À une époque où le Canada se vante d’accords de libre-échange avec des pays du monde entier, le labyrinthe persistant de barrières réglementaires entravant le commerce entre ses propres provinces représente un paradoxe économique frappant. Les experts de l’industrie et les économistes sont de plus en plus pessimistes quant à l’objectif ambitieux du gouvernement fédéral d’éliminer ces barrières commerciales internes, malgré les promesses répétées des administrations successives.
“Nous sommes devenus assez habiles à négocier des accords commerciaux internationaux tout en échouant à résoudre le problème du marché fragmenté à l’intérieur de nos propres frontières,” déclare Trevor Tombe, professeur d’économie à l’Université de Calgary et chercheur de premier plan sur les barrières commerciales interprovinciales. “Le coût économique de ces barrières internes est estimé entre 50 et 90 milliards de dollars par an, soit l’équivalent de milliers de dollars par ménage canadien.”
L’Accord de libre-échange canadien (ALEC), mis en œuvre en 2017, devait être un moment décisif pour la libéralisation du commerce intérieur. Cependant, sept ans plus tard, les provinces maintiennent toujours un réseau complexe de réglementations qui restreignent la circulation des biens, des services et de la main-d’œuvre à travers les frontières provinciales. Ces barrières vont des différentes réglementations sur le camionnage et exigences de certification professionnelle aux règles variées de distribution d’alcool et aux pratiques d’approvisionnement gouvernemental.
Certaines des barrières les plus problématiques concernent les professions réglementées. Les ingénieurs, comptables, infirmières et autres professionnels font souvent face à des obstacles bureaucratiques lorsqu’ils tentent d’exercer au-delà des frontières provinciales. Selon un récent rapport de l’Institut C.D. Howe, ces restrictions à la mobilité de la main-d’œuvre coûtent à elles seules environ 10 milliards de dollars par an à l’économie canadienne en perte de productivité.
Le protectionnisme provincial reste profondément enraciné, particulièrement dans les marchés publics. Les exigences strictes du Québec en matière de contenu local pour les contrats publics et les politiques “Achetez en Ontario” illustrent comment les provinces continuent de favoriser les entreprises locales par rapport à celles des provinces voisines — des pratiques qui seraient illégales dans le cadre d’accords commerciaux internationaux comme l’ACEUM avec les États-Unis.

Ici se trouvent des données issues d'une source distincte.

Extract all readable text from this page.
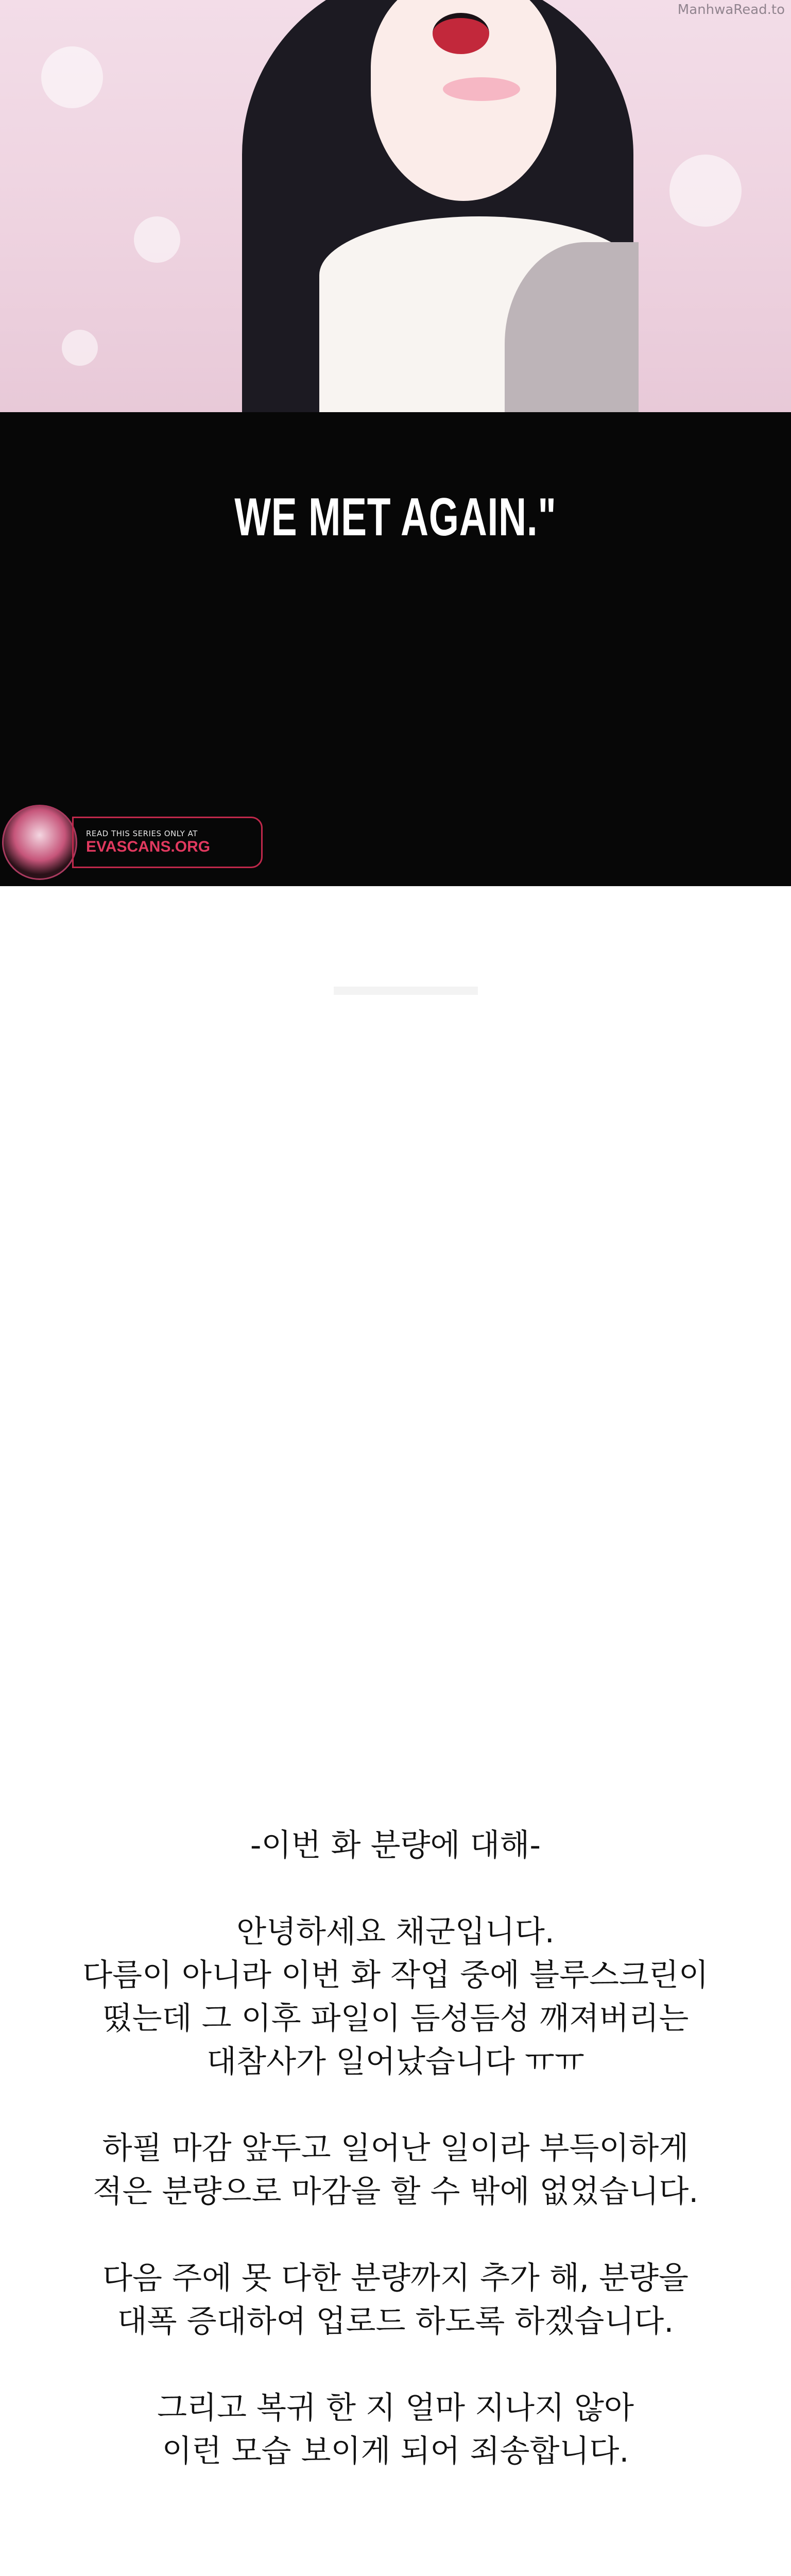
ManhwaRead.to
WE MET AGAIN."
READ THIS SERIES ONLY AT
EVASCANS.ORG
-이번 화 분량에 대해-
안녕하세요 채군입니다.
다름이 아니라 이번 화 작업 중에 블루스크린이
떴는데 그 이후 파일이 듬성듬성 깨져버리는
대참사가 일어났습니다 ㅠㅠ
하필 마감 앞두고 일어난 일이라 부득이하게
적은 분량으로 마감을 할 수 밖에 없었습니다.
다음 주에 못 다한 분량까지 추가 해, 분량을
대폭 증대하여 업로드 하도록 하겠습니다.
그리고 복귀 한 지 얼마 지나지 않아
이런 모습 보이게 되어 죄송합니다.
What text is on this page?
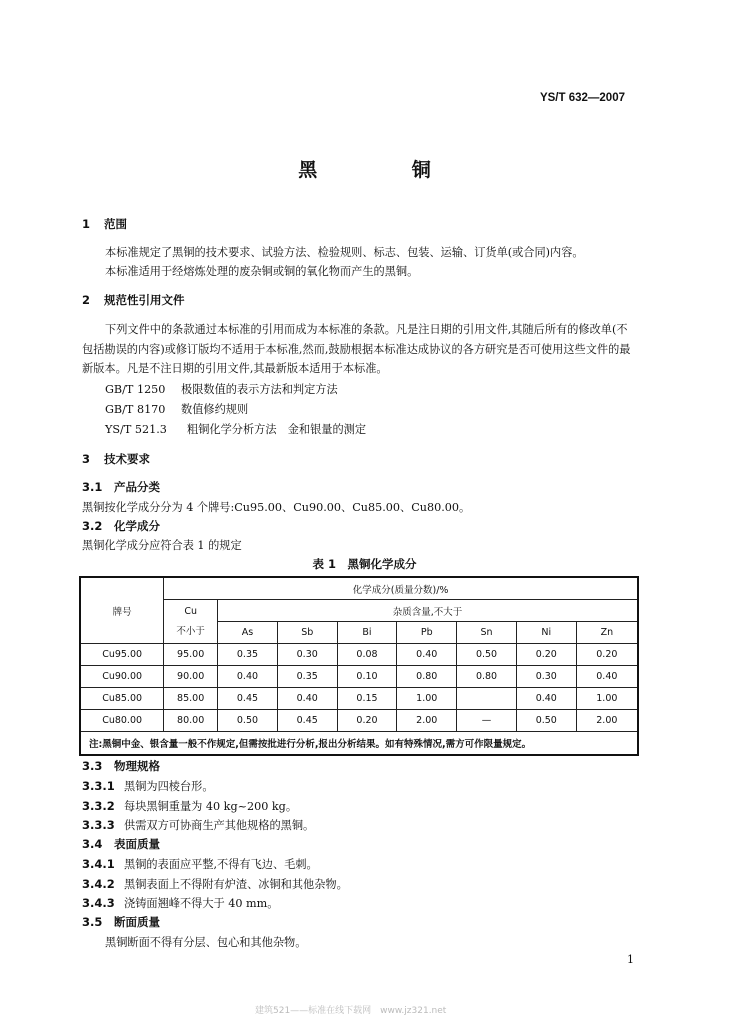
YS/T 632—2007
黑 铜
1 范围
本标准规定了黑铜的技术要求、试验方法、检验规则、标志、包装、运输、订货单(或合同)内容。
本标准适用于经熔炼处理的废杂铜或铜的氧化物而产生的黑铜。
2 规范性引用文件
下列文件中的条款通过本标准的引用而成为本标准的条款。凡是注日期的引用文件,其随后所有的修改单(不包括勘误的内容)或修订版均不适用于本标准,然而,鼓励根据本标准达成协议的各方研究是否可使用这些文件的最新版本。凡是不注日期的引用文件,其最新版本适用于本标准。
GB/T 1250 极限数值的表示方法和判定方法
GB/T 8170 数值修约规则
YS/T 521.3 粗铜化学分析方法　金和银量的测定
3 技术要求
3.1 产品分类
黑铜按化学成分分为 4 个牌号:Cu95.00、Cu90.00、Cu85.00、Cu80.00。
3.2 化学成分
黑铜化学成分应符合表 1 的规定
表 1　黑铜化学成分
牌号	化学成分(质量分数)/%							

	Cu
不小于	杂质含量,不大于						
		As	Sb	Bi	Pb	Sn	Ni	Zn
Cu95.00	95.00	0.35	0.30	0.08	0.40	0.50	0.20	0.20
Cu90.00	90.00	0.40	0.35	0.10	0.80	0.80	0.30	0.40
Cu85.00	85.00	0.45	0.40	0.15	1.00		0.40	1.00
Cu80.00	80.00	0.50	0.45	0.20	2.00	—	0.50	2.00
注:黑铜中金、银含量一般不作规定,但需按批进行分析,报出分析结果。如有特殊情况,需方可作限量规定。								
3.3 物理规格
3.3.1 黑铜为四棱台形。
3.3.2 每块黑铜重量为 40 kg~200 kg。
3.3.3 供需双方可协商生产其他规格的黑铜。
3.4 表面质量
3.4.1 黑铜的表面应平整,不得有飞边、毛刺。
3.4.2 黑铜表面上不得附有炉渣、冰铜和其他杂物。
3.4.3 浇铸面翘峰不得大于 40 mm。
3.5 断面质量
黑铜断面不得有分层、包心和其他杂物。
1
建筑521——标准在线下载网　www.jz321.net
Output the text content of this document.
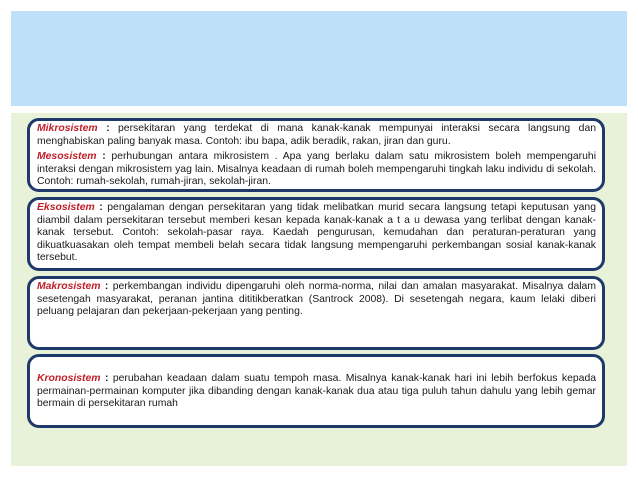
Mikrosistem : persekitaran yang terdekat di mana kanak-kanak mempunyai interaksi secara langsung dan menghabiskan paling banyak masa. Contoh: ibu bapa, adik beradik, rakan, jiran dan guru.

Mesosistem : perhubungan antara mikrosistem . Apa yang berlaku dalam satu mikrosistem boleh mempengaruhi interaksi dengan mikrosistem yag lain. Misalnya keadaan di rumah boleh mempengaruhi tingkah laku individu di sekolah. Contoh: rumah-sekolah, rumah-jiran, sekolah-jiran.

Eksosistem : pengalaman dengan persekitaran yang tidak melibatkan murid secara langsung tetapi keputusan yang diambil dalam persekitaran tersebut memberi kesan kepada kanak-kanak a t a u dewasa yang terlibat dengan kanak-kanak tersebut. Contoh: sekolah-pasar raya. Kaedah pengurusan, kemudahan dan peraturan-peraturan yang dikuatkuasakan oleh tempat membeli belah secara tidak langsung mempengaruhi perkembangan sosial kanak-kanak tersebut.

Makrosistem : perkembangan individu dipengaruhi oleh norma-norma, nilai dan amalan masyarakat. Misalnya dalam sesetengah masyarakat, peranan jantina dititikberatkan (Santrock 2008). Di sesetengah negara, kaum lelaki diberi peluang pelajaran dan pekerjaan-pekerjaan yang penting.

Kronosistem : perubahan keadaan dalam suatu tempoh masa. Misalnya kanak-kanak hari ini lebih berfokus kepada permainan-permainan komputer jika dibanding dengan kanak-kanak dua atau tiga puluh tahun dahulu yang lebih gemar bermain di persekitaran rumah
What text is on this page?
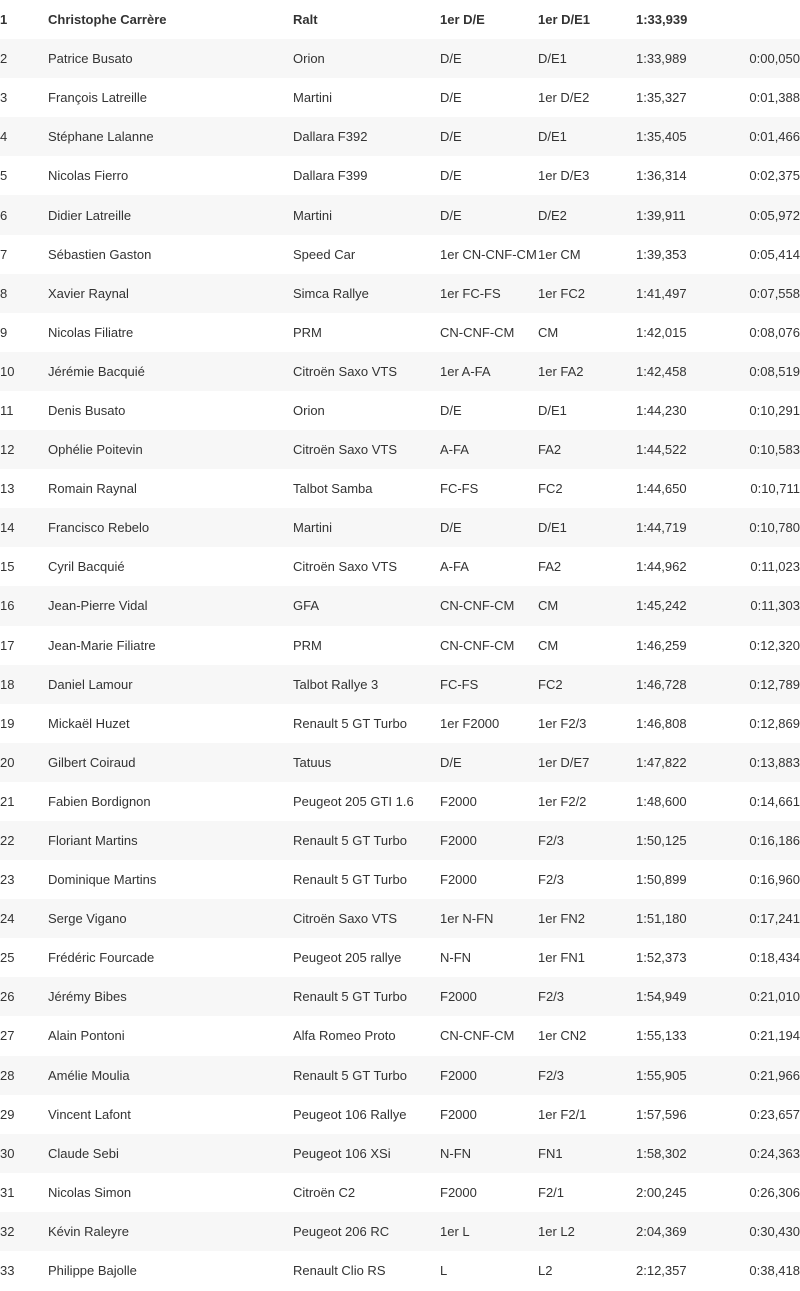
1	Christophe Carrère	Ralt	1er D/E	1er D/E1	1:33,939	
2	Patrice Busato	Orion	D/E	D/E1	1:33,989	0:00,050
3	François Latreille	Martini	D/E	1er D/E2	1:35,327	0:01,388
4	Stéphane Lalanne	Dallara F392	D/E	D/E1	1:35,405	0:01,466
5	Nicolas Fierro	Dallara F399	D/E	1er D/E3	1:36,314	0:02,375
6	Didier Latreille	Martini	D/E	D/E2	1:39,911	0:05,972
7	Sébastien Gaston	Speed Car	1er CN-CNF-CM	1er CM	1:39,353	0:05,414
8	Xavier Raynal	Simca Rallye	1er FC-FS	1er FC2	1:41,497	0:07,558
9	Nicolas Filiatre	PRM	CN-CNF-CM	CM	1:42,015	0:08,076
10	Jérémie Bacquié	Citroën Saxo VTS	1er A-FA	1er FA2	1:42,458	0:08,519
11	Denis Busato	Orion	D/E	D/E1	1:44,230	0:10,291
12	Ophélie Poitevin	Citroën Saxo VTS	A-FA	FA2	1:44,522	0:10,583
13	Romain Raynal	Talbot Samba	FC-FS	FC2	1:44,650	0:10,711
14	Francisco Rebelo	Martini	D/E	D/E1	1:44,719	0:10,780
15	Cyril Bacquié	Citroën Saxo VTS	A-FA	FA2	1:44,962	0:11,023
16	Jean-Pierre Vidal	GFA	CN-CNF-CM	CM	1:45,242	0:11,303
17	Jean-Marie Filiatre	PRM	CN-CNF-CM	CM	1:46,259	0:12,320
18	Daniel Lamour	Talbot Rallye 3	FC-FS	FC2	1:46,728	0:12,789
19	Mickaël Huzet	Renault 5 GT Turbo	1er F2000	1er F2/3	1:46,808	0:12,869
20	Gilbert Coiraud	Tatuus	D/E	1er D/E7	1:47,822	0:13,883
21	Fabien Bordignon	Peugeot 205 GTI 1.6	F2000	1er F2/2	1:48,600	0:14,661
22	Floriant Martins	Renault 5 GT Turbo	F2000	F2/3	1:50,125	0:16,186
23	Dominique Martins	Renault 5 GT Turbo	F2000	F2/3	1:50,899	0:16,960
24	Serge Vigano	Citroën Saxo VTS	1er N-FN	1er FN2	1:51,180	0:17,241
25	Frédéric Fourcade	Peugeot 205 rallye	N-FN	1er FN1	1:52,373	0:18,434
26	Jérémy Bibes	Renault 5 GT Turbo	F2000	F2/3	1:54,949	0:21,010
27	Alain Pontoni	Alfa Romeo Proto	CN-CNF-CM	1er CN2	1:55,133	0:21,194
28	Amélie Moulia	Renault 5 GT Turbo	F2000	F2/3	1:55,905	0:21,966
29	Vincent Lafont	Peugeot 106 Rallye	F2000	1er F2/1	1:57,596	0:23,657
30	Claude Sebi	Peugeot 106 XSi	N-FN	FN1	1:58,302	0:24,363
31	Nicolas Simon	Citroën C2	F2000	F2/1	2:00,245	0:26,306
32	Kévin Raleyre	Peugeot 206 RC	1er L	1er L2	2:04,369	0:30,430
33	Philippe Bajolle	Renault Clio RS	L	L2	2:12,357	0:38,418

“L’ironie n’échappe pas aux propriétaires d’entreprises,” affirme Perrin Beatty, président de la Chambre de commerce du Canada. “Une entreprise à Halifax pourrait trouver plus facile de vendre à des clients à Boston qu’à Montréal en raison des différences réglementaires interprovinciales.”
Le gouvernement fédéral maintient son engagement à réduire ces barrières, le ministre de l’Innovation, François-Philippe Champagne, ayant récemment réitéré l’engagement du gouvernement à créer un marché national sans entraves. Cependant, la juridiction constitutionnelle demeure un obstacle important, les provinces défendant farouchement leur autorité réglementaire.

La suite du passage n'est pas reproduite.